RELATE

EUROVOC Classification

The PyEurovoc classification model is based on contextualized word embeddings, trained using bert-base-romanian-cased-v1. A GitHub repo with scripts and example usage is available here. Related paper is Avram Andrei-Marius, Vasile Păiș, and Dan Tufiș. "PyEuroVoc: A Tool for Multilingual Legal Document Classification with EuroVoc Descriptors." In Proceedings of the International Conference on Recent Advances in Natural Language Processing (RANLP 2021), 2021. The model achieves F1=80.90 on EUROVOC IDs, while conversion to MT labels translates into F1=86.12 and for top-level domains P=88.40.

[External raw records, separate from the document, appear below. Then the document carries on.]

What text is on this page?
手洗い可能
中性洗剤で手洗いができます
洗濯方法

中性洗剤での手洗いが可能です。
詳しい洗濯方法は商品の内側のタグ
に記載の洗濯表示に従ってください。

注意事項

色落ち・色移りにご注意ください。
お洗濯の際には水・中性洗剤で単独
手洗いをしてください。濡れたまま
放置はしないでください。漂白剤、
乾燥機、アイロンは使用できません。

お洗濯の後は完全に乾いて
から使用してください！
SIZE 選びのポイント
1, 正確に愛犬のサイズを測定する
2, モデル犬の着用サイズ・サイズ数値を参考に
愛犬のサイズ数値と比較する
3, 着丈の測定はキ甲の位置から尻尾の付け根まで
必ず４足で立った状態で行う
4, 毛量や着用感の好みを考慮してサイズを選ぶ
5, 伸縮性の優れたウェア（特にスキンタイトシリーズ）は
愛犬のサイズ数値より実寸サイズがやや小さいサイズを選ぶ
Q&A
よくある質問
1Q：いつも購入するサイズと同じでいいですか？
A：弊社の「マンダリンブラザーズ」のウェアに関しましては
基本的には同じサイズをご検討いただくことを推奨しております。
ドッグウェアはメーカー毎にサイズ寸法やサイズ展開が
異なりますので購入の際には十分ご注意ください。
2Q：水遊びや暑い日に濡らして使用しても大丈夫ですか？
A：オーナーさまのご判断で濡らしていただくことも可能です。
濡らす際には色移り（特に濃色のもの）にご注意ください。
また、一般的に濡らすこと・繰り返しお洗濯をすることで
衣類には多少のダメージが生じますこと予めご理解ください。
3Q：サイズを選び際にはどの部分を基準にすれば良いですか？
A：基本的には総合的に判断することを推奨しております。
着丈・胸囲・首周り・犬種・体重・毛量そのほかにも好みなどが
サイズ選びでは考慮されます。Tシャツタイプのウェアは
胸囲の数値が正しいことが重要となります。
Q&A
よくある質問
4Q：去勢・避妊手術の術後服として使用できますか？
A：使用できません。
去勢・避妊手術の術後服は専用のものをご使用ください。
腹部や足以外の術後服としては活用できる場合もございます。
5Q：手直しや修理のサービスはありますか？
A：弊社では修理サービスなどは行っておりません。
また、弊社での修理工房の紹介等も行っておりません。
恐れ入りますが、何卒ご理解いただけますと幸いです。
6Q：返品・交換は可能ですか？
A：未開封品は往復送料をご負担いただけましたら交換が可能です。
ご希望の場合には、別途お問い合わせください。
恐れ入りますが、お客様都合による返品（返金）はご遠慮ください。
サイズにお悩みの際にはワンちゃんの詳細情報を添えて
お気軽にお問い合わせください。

The FastText EuroVoc classification model for Romanian language was trained using FastText with CoRoLa based word embeddings. It is served using a changed version of FastText supporting serving trained models. It can be downloaded from our github: https://github.com/racai-ai/ServerFastText. The model achieves P=50.93, R=56.40, F1=53.53 on EUROVOC IDs, while conversion to MT labels translates into P=56.05, R=68.95, F1=61.83 and for top-level domains P=64.9, R=77.89, F1=70.80. The model can be downloaded here: BIN or VEC.